The Pacific Highway Upgrade Project is Australia’s largest regional road infrastructure project. The Woolgoolga to Ballina project (W2B) was the final section of the Pacific Highway upgrade, which completed the upgrade to four lanes between Hexham and the Queensland border.
Building a new bridge over the Clarence River at Harwood was one of the most significant aspects of the W2B upgrade project. The old lift span bridge stopped highway traffic when the bridge was raised, causing long queues to form. The new, upgraded bridge has the height and the grading to end this problem.
Acciona, in partnership with Ferrovial, approached Civil Consult back in 2017. The government had awarded them an AU$250 million contract to undertake major works on the Tyndale to Maclean section of the highway upgrade.
Part of that work included the new Harwood Bridge. The Acciona Ferrovial joint venture needed geotechnical engineering consultants to advise on the temporary works design and construction services management.

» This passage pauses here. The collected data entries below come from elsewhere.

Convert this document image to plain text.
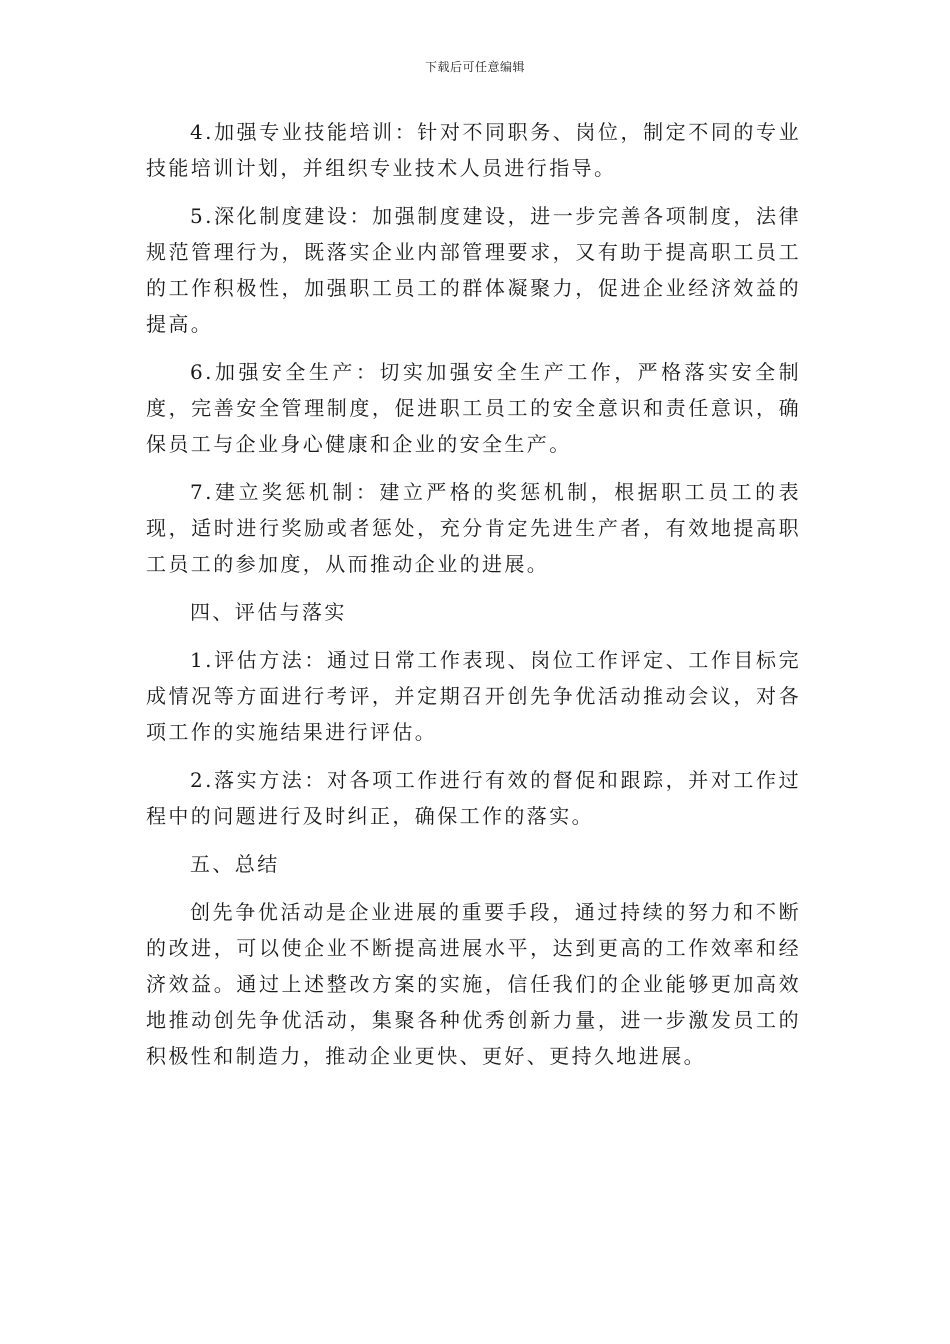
下载后可任意编辑

4.加强专业技能培训：针对不同职务、岗位，制定不同的专业技能培训计划，并组织专业技术人员进行指导。

5.深化制度建设：加强制度建设，进一步完善各项制度，法律规范管理行为，既落实企业内部管理要求，又有助于提高职工员工的工作积极性，加强职工员工的群体凝聚力，促进企业经济效益的提高。

6.加强安全生产：切实加强安全生产工作，严格落实安全制度，完善安全管理制度，促进职工员工的安全意识和责任意识，确保员工与企业身心健康和企业的安全生产。

7.建立奖惩机制：建立严格的奖惩机制，根据职工员工的表现，适时进行奖励或者惩处，充分肯定先进生产者，有效地提高职工员工的参加度，从而推动企业的进展。

四、评估与落实

1.评估方法：通过日常工作表现、岗位工作评定、工作目标完成情况等方面进行考评，并定期召开创先争优活动推动会议，对各项工作的实施结果进行评估。

2.落实方法：对各项工作进行有效的督促和跟踪，并对工作过程中的问题进行及时纠正，确保工作的落实。

五、总结

创先争优活动是企业进展的重要手段，通过持续的努力和不断的改进，可以使企业不断提高进展水平，达到更高的工作效率和经济效益。通过上述整改方案的实施，信任我们的企业能够更加高效地推动创先争优活动，集聚各种优秀创新力量，进一步激发员工的积极性和制造力，推动企业更快、更好、更持久地进展。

They asked us to attend the bridge site and assess their proposed ideas on piling and crane platforms. On arrival, we could see straight away that they would need various geotechnical engineering solutions.
A significant challenge for the new bridge build was that heavy crane lifts had to take place on the unstable, deep alluvial soft soils that ran alongside the river.
We carried out design calculations and identified that the soil would not be able to accommodate the proposed setups without the use of structurally reinforced working platforms.
This outcome meant we had multiple options to consider. Should we use one giant crane? Or do we bring two? Or three? We evaluated each solution, rejecting the riskier options.
We were able to use our geotechnical expertise to advise Acciona Ferrovial that we could manage the soil stability issues through the selection of appropriately designed working platforms that were suitable for the girder lifting crane.
The recommended option was to use a 750-tonne crawler crane in super-lift configuration to raise the girders weighing 176 tonnes each. The construction team lifted each girder 30 metres into position from the working platforms designed and certified by our geotechnical engineers.
Soft soil instability was a significant hurdle on the construction site. And it could have held up the project. The speed of our engineering solution meant that the construction team could get back to work straight away, saving a significant amount of time, money and stress.
The new Harwood Bridge
The new 1.5 km bridge is now in operation and sits 25 metres east of the existing bridge. Building the bridge in this location has several benefits.
First, it minimised the need for new site clearance, which would have reduced the amount of sediment around the bridge and had a long-term effect on the degradation of the riverbed.
Second, the piers of the new bridge mimic those of the old, which has helped to lessen the impact on marine traffic.
The W2B upgrade will have a considerable impact on the Northern Rivers over the coming years. It will contribute to regional growth, road safety and efficiencies in freight movements, not to mention shorter travel times.